On July 2, 2008 the Company began trading on the over-the-counter-bulletin-board ("OTCBB") under the symbol "WSID". For the interim period ended November 30, 2008 we generated no revenues from operations and have experienced losses since inception.
As of the period ended November 30, 2008 the Company has cash on hand of $126, compared to $524 as at August 31, 2008. During the past year the Company has used its cash to fund operations and to increase its long term investment in wine from $22,596 in 2007 to $53,093 as of November 30, 2008. As of the end of the current period, the Company does not have adequate cash to meets its obligations in the upcoming period.
At November 30, 2008 the Company estimated that it would require $125,000 to meet its operating needs for the current fiscal year, the Company has not yet satisfied its need for cash. The Company will rely on its president to determine how to raise these funds, bearing in mind the best interests of the Company.
Our goal is to profitably sell our services and products, and we have put in place a plan to accomplish this goal. To reach our goal of profitability we have established a three step plan, more particularly laid out in the Company's year-end report of August 31, 2008.
RESULTS OF OPERATIONS
There is limited historical financial information about us upon which to base an evaluation of our performance. We are in development stage operations and have generated limited revenues. We cannot guarantee we will be successful in our business operations. Our business is subject to risks inherent in the establishment of a new business enterprise, including limited capital resources and possible cost overruns.
To become profitable and competitive, we have to sell our services and products. We have no assurance that, if needed, future financing will be available to us on acceptable terms. If financing is not available on satisfactory terms, we may be unable to continue, develop or expand our operations. Equity financing could result in additional dilution to existing shareholders.
On July 2, 2008 the Company began trading on the over-the-counter-bulletin-board ("OTCBB") under the symbol "WSID". We have no revenues from operations, have experienced losses since inception, have been issued a going concern opinion by our auditors and rely upon the sale of our securities to fund operations.
In the three months period ended November 30, 2008 our net loss was $56,066, compared to $17,764 for the three month period ended November 30, 2007. This difference was due to an increase in several areas.
Accounting and audit fees decreased for the period ended November 30, 2008, at $12,041, these were down slightly from $14,528 in 2007. The addition of an administrative assistant during 2008 resulted in administrative services costs of $5,400 for November 30, 2008 compared to nil for 2007. Bank charges and interest were higher at $2,293 for 2008; in 2007 bank charges and interest were $80. This increase is a result of interest charges incurred against unpaid management fees owed to a non-related party. Management fees amounted to $30,300 for this period in 2008, and were $nil in 2007. This increase resulted from the addition of an outside management consultant to assist with the increased workload arising from the company's newly public status. The President of the company began charging the company a management fee of $2,600 per month effective June 1, 2008. This monthly payment was approved by resolution.

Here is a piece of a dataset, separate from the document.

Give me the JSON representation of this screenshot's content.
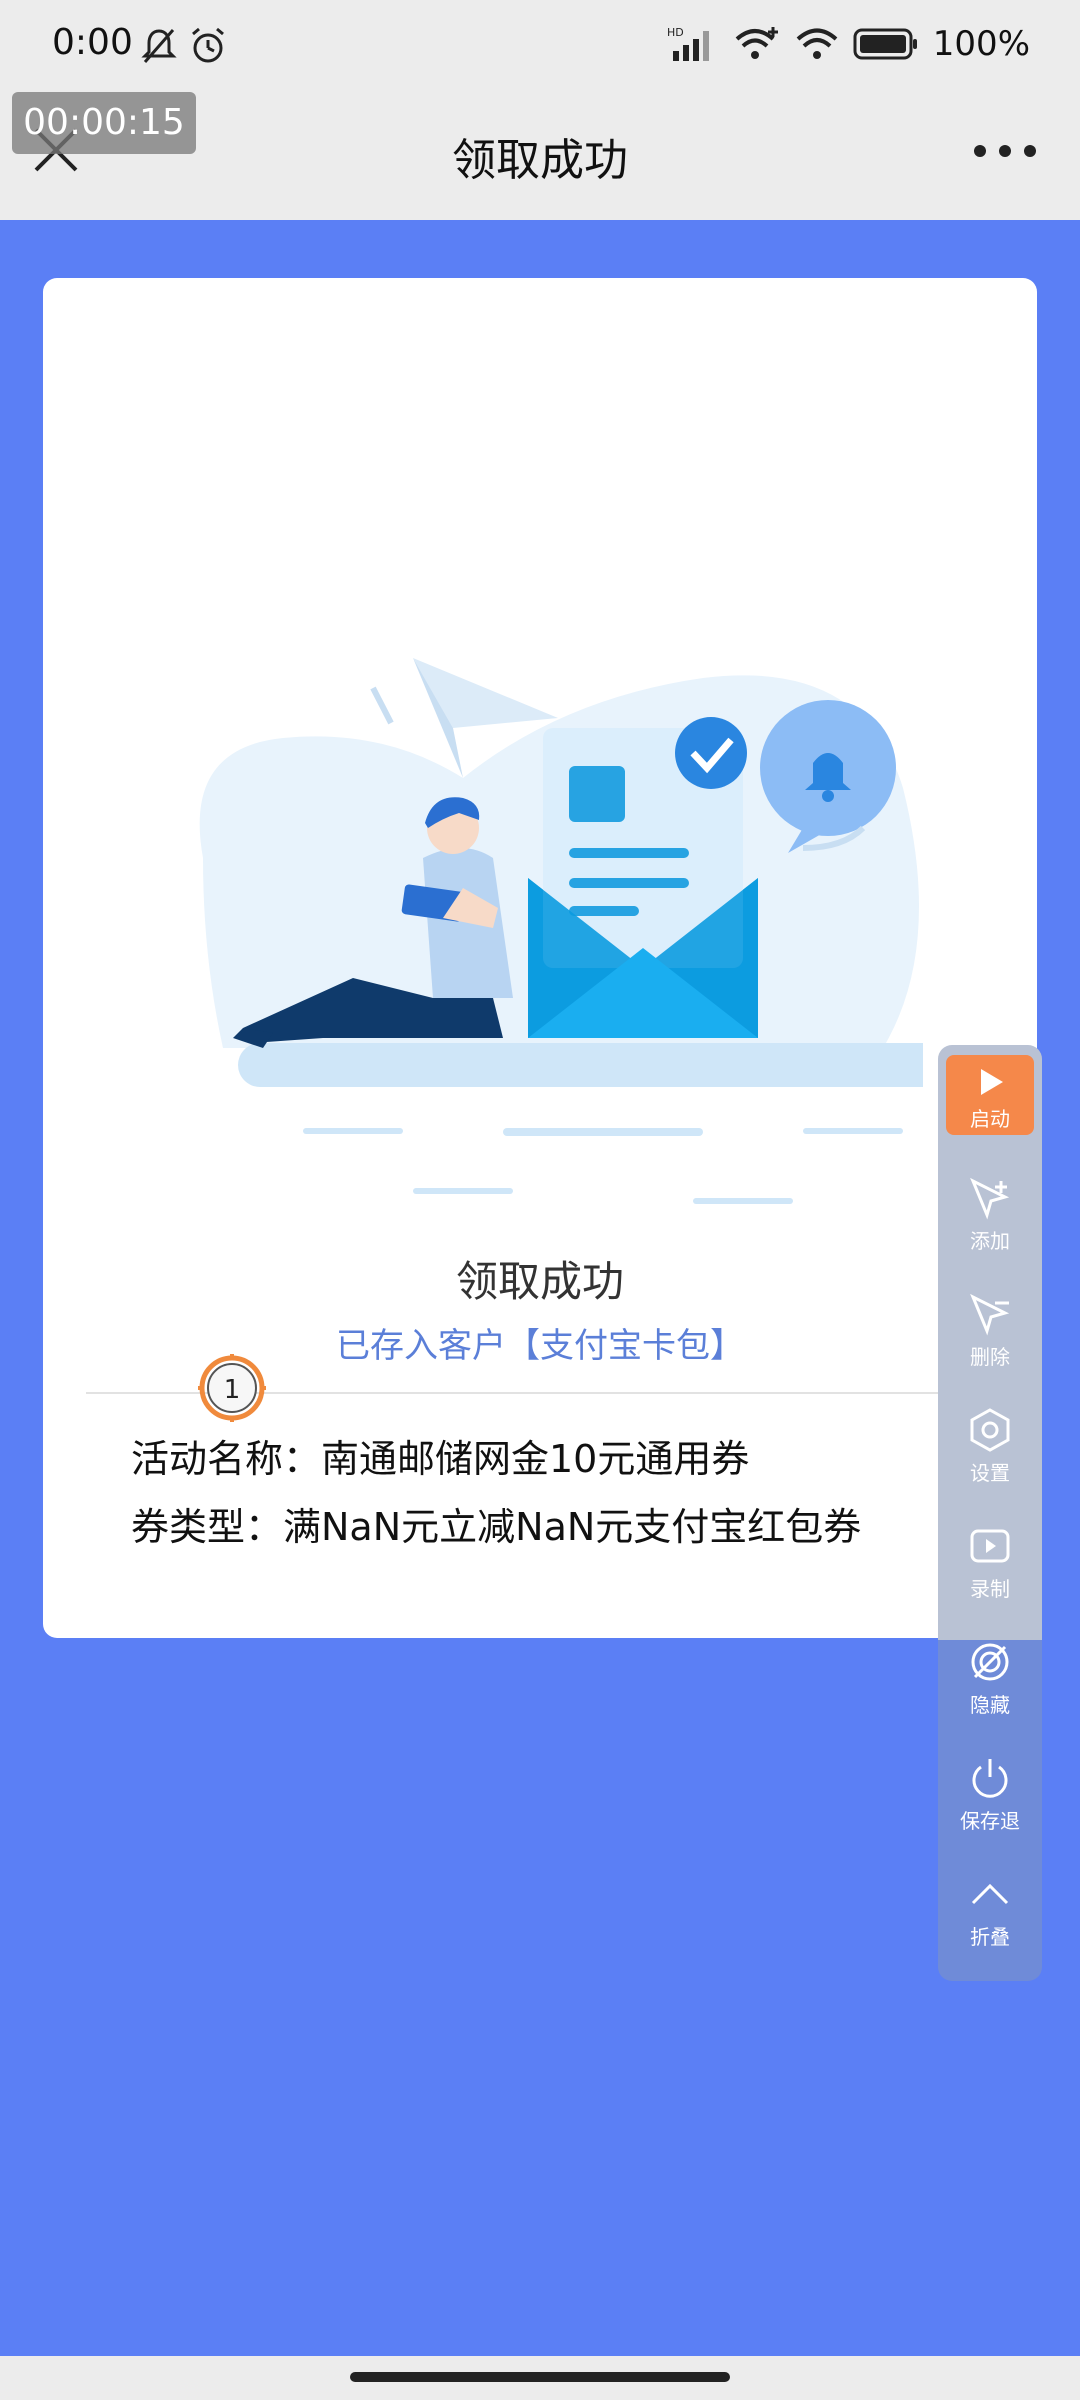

Legal costs in 2008 were nil, compared to $959 for the period ended November 30, 2007. Legal costs were down as a result of the Company having completed procedures in June 2008 to take the Company public. Office and miscellaneous costs increased for this period ended November 30, 2008, at $1,000 versus $nil in 2007. This cost was primarily due to the Company paying out of pocket expenses for telephone and email services used by the President in the course of doing the Company's business. The rent paid by the company for the period ended November 30, 2008 was $nil, compared to $707 for the same period in 2007. For the period ended November 30, 2008 filing fees were lower at $343, as compared to $1,426 in 2007.
LIQUIDITY AND CAPITAL REQUIREMENTS
To meet our need for cash, we raised funds through our public offering and a subsequent private placement. As of November 30, 2008, the Company had total assets of $53,014, and total liabilities of $145,938. As of November 30, 2008, the Company had cash of $126 and negative working capital of $145,812.

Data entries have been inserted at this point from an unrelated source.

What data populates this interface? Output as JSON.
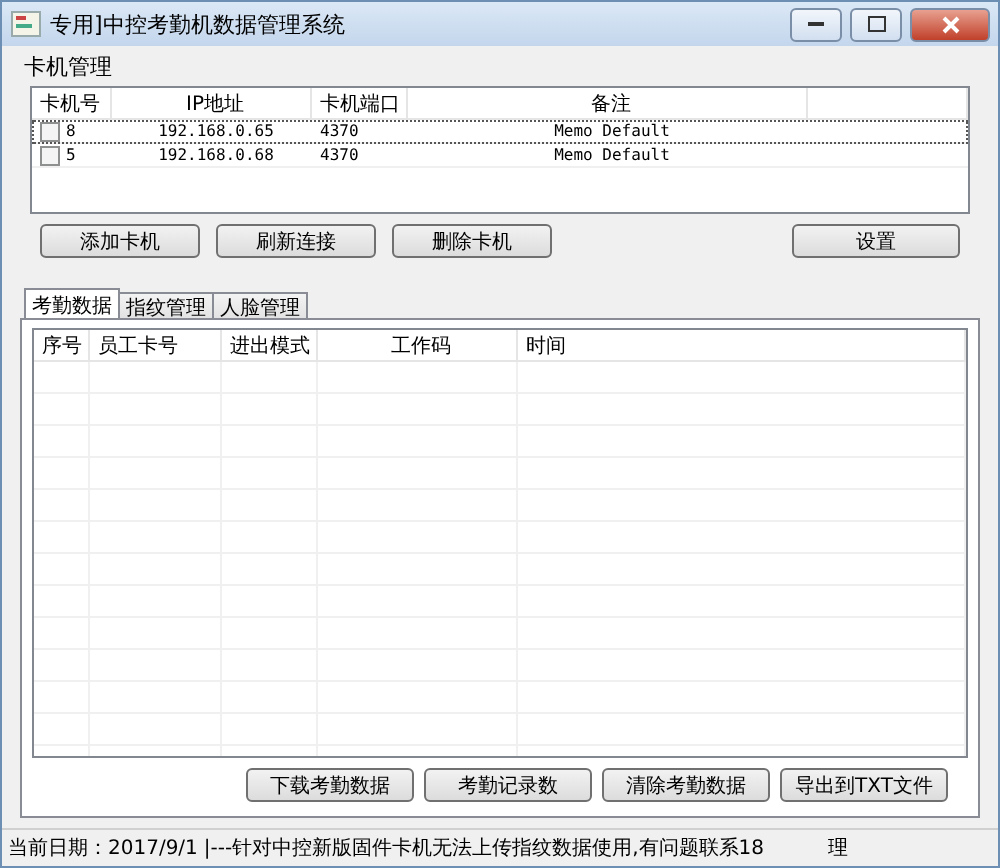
{
  "window": {
    "title": "专用]中控考勤机数据管理系统"
  },
  "device_group": {
    "title": "卡机管理",
    "columns": [
      "卡机号",
      "IP地址",
      "卡机端口",
      "备注"
    ],
    "rows": [
      {
        "number": "8",
        "ip": "192.168.0.65",
        "port": "4370",
        "memo": "Memo Default",
        "checked": false,
        "selected": true
      },
      {
        "number": "5",
        "ip": "192.168.0.68",
        "port": "4370",
        "memo": "Memo Default",
        "checked": false,
        "selected": false
      }
    ],
    "buttons": [
      "添加卡机",
      "刷新连接",
      "删除卡机"
    ],
    "settings_button": "设置"
  },
  "tabs": [
    {
      "label": "考勤数据",
      "selected": true
    },
    {
      "label": "指纹管理",
      "selected": false
    },
    {
      "label": "人脸管理",
      "selected": false
    }
  ],
  "records": {
    "columns": [
      "序号",
      "员工卡号",
      "进出模式",
      "工作码",
      "时间"
    ]
  },
  "actions": [
    "下载考勤数据",
    "考勤记录数",
    "清除考勤数据",
    "导出到TXT文件"
  ],
  "status_bar": {
    "date": "当前日期：2017/9/1",
    "message": "|---针对中控新版固件卡机无法上传指纹数据使用,有问题联系18",
    "message_end": "理"
  }
}
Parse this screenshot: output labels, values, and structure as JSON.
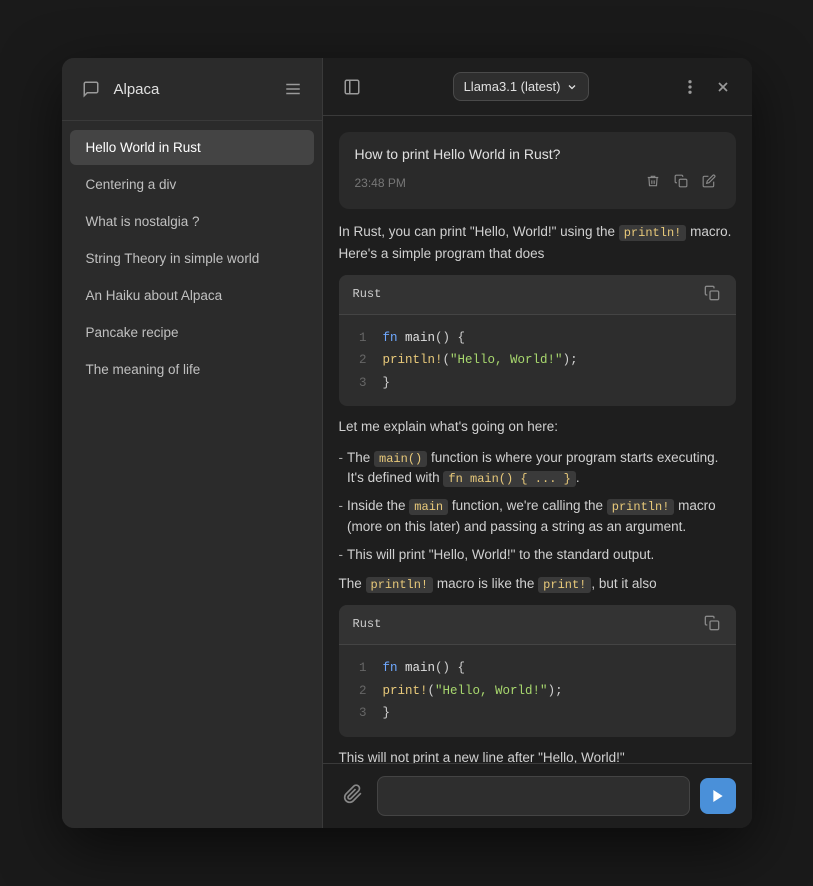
{
  "sidebar": {
    "title": "Alpaca",
    "items": [
      {
        "label": "Hello World in Rust",
        "active": true
      },
      {
        "label": "Centering a div",
        "active": false
      },
      {
        "label": "What is nostalgia ?",
        "active": false
      },
      {
        "label": "String Theory in simple world",
        "active": false
      },
      {
        "label": "An Haiku about Alpaca",
        "active": false
      },
      {
        "label": "Pancake recipe",
        "active": false
      },
      {
        "label": "The meaning of life",
        "active": false
      }
    ]
  },
  "header": {
    "model_label": "Llama3.1 (latest)"
  },
  "chat": {
    "user_message": "How to print Hello World in Rust?",
    "timestamp": "23:48 PM",
    "assistant_intro": "In Rust, you can print \"Hello, World!\" using the",
    "inline_code_1": "println!",
    "assistant_intro_2": "macro. Here's a simple program that does",
    "code_block_1": {
      "lang": "Rust",
      "lines": [
        {
          "num": "1",
          "tokens": [
            {
              "type": "kw",
              "text": "fn "
            },
            {
              "type": "fn",
              "text": "main"
            },
            {
              "type": "plain",
              "text": "() {"
            }
          ]
        },
        {
          "num": "2",
          "tokens": [
            {
              "type": "macro",
              "text": "    println!"
            },
            {
              "type": "plain",
              "text": "("
            },
            {
              "type": "string",
              "text": "\"Hello, World!\""
            },
            {
              "type": "plain",
              "text": ");"
            }
          ]
        },
        {
          "num": "3",
          "tokens": [
            {
              "type": "plain",
              "text": "}"
            }
          ]
        }
      ]
    },
    "explain_title": "Let me explain what's going on here:",
    "bullets": [
      {
        "prefix": "- The ",
        "code": "main()",
        "suffix": " function is where your program starts executing. It's defined with ",
        "code2": "fn main() { ... }",
        "suffix2": "."
      },
      {
        "prefix": "- Inside the ",
        "code": "main",
        "suffix": " function, we're calling the ",
        "code2": "println!",
        "suffix2": " macro (more on this later) and passing a string as an argument."
      },
      {
        "prefix": "- This will print \"Hello, World!\" to the standard output."
      }
    ],
    "println_desc_prefix": "The ",
    "println_code": "println!",
    "println_desc_mid": " macro is like the ",
    "print_code": "print!",
    "println_desc_suffix": ", but it also",
    "code_block_2": {
      "lang": "Rust",
      "lines": [
        {
          "num": "1",
          "tokens": [
            {
              "type": "kw",
              "text": "fn "
            },
            {
              "type": "fn",
              "text": "main"
            },
            {
              "type": "plain",
              "text": "() {"
            }
          ]
        },
        {
          "num": "2",
          "tokens": [
            {
              "type": "macro",
              "text": "    print!"
            },
            {
              "type": "plain",
              "text": "("
            },
            {
              "type": "string",
              "text": "\"Hello, World!\""
            },
            {
              "type": "plain",
              "text": ");"
            }
          ]
        },
        {
          "num": "3",
          "tokens": [
            {
              "type": "plain",
              "text": "}"
            }
          ]
        }
      ]
    },
    "footer_note": "This will not print a new line after \"Hello, World!\""
  },
  "input": {
    "placeholder": ""
  },
  "icons": {
    "chat_icon": "💬",
    "menu_icon": "☰",
    "sidebar_toggle": "▣",
    "chevron_down": "▾",
    "more_icon": "⋮",
    "close_icon": "✕",
    "delete_icon": "🗑",
    "copy_icon": "⧉",
    "edit_icon": "✎",
    "send_icon": "▶",
    "attach_icon": "⛓"
  }
}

Cash used in operating activities for the three months ended November 30, 2008 was $398 as compared to cash used in operating activities for the same period in 2007 of $15,820. The decrease in cash used in operating activities was primarily due to the fact that operations for the three months ended November 30, 2008 was largely funded by the increase in accounts payable and accrued liabilities .
The Company has no other capital resources other than the ability to use its common stock to raise additional capital. The Company's current cash is not sufficient to sustain operations in the next 3 months. Estimated cash needed for next 12 months is $125,000. The cash will be mainly used for general administrative, corporate (legal, accounting and audit), financing and management.

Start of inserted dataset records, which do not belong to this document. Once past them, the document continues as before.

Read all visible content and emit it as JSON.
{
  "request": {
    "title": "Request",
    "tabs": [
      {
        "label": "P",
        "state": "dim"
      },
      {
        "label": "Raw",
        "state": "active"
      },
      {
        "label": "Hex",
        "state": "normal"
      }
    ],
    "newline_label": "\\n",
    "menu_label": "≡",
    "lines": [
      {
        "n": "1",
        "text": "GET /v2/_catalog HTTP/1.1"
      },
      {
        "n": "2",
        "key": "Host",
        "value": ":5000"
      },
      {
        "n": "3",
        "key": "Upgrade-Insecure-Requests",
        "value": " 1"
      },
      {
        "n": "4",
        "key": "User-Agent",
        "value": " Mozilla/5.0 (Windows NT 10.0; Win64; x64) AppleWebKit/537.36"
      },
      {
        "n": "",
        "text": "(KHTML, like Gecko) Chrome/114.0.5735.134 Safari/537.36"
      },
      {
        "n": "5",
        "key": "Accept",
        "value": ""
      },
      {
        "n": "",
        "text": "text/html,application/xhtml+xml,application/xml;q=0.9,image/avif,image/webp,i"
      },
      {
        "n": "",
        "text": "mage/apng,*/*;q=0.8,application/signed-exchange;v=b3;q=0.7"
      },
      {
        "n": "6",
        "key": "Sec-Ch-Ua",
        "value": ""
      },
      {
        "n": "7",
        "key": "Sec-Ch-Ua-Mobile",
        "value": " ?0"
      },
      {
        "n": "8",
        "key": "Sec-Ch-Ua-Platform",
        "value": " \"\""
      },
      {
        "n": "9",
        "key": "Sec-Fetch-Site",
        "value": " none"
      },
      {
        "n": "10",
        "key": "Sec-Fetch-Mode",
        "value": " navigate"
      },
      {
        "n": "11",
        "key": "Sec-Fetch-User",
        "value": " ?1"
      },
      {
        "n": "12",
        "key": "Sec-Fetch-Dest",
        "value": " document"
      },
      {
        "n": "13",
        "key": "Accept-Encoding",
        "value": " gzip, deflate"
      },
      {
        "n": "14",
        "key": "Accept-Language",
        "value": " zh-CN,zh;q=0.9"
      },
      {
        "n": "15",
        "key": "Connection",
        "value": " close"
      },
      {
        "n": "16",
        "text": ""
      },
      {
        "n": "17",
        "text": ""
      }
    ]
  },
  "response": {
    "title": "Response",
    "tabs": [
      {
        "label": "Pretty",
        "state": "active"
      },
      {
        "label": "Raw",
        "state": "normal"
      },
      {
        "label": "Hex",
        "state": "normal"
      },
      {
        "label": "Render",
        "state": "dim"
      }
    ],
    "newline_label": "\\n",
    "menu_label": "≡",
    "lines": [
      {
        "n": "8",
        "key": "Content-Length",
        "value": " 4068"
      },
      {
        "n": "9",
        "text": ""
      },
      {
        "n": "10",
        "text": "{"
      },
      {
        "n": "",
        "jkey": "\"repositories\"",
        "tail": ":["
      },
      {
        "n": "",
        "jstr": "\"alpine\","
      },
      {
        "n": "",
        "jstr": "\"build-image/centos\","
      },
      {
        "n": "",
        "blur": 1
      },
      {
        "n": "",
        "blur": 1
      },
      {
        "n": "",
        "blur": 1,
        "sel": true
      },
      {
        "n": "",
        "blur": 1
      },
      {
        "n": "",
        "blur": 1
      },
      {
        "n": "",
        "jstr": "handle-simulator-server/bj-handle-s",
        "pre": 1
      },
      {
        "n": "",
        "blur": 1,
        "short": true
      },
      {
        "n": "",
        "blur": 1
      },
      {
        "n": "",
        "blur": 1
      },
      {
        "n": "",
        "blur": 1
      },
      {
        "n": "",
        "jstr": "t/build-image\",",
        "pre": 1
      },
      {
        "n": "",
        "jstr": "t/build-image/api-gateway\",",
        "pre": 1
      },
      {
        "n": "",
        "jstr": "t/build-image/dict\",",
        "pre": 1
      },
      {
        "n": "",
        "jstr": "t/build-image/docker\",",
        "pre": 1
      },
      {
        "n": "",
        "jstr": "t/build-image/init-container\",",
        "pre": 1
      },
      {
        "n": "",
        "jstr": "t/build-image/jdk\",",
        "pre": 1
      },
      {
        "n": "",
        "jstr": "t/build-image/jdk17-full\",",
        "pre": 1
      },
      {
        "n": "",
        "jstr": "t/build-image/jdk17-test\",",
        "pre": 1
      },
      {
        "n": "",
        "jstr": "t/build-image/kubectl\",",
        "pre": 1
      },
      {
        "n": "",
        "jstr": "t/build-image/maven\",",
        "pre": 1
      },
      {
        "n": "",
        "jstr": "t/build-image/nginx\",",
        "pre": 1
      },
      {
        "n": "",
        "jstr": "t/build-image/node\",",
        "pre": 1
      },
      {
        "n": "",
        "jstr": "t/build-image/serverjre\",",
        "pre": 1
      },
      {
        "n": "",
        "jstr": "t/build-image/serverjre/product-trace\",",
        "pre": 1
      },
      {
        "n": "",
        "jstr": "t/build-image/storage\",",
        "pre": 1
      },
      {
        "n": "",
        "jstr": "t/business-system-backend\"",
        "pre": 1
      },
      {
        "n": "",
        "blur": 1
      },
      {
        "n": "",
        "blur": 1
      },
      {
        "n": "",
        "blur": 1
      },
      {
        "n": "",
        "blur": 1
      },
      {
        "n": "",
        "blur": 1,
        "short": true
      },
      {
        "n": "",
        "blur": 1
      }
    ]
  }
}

No commitments to provide additional funds have been made by management or other stockholders except as set forth above. Accordingly, there can be no assurance that any additional funds will be available to the Company to allow it to cover operation expenses. There are no assurances that we will be able to secure further funds required for our continued operations. We will pursue various financing alternatives to meet our immediate and long-term financial requirements. There can be no assurance that additional financing will be available to us when needed or, if available, that it can be obtained on commercially reasonable terms. If we are not able to obtain the additional financing on a timely basis, we will be unable to conduct our operations as planned, and we will not be able to meet our other obligations as they become due. In such event, we will be forced to scale down or perhaps even cease our operations.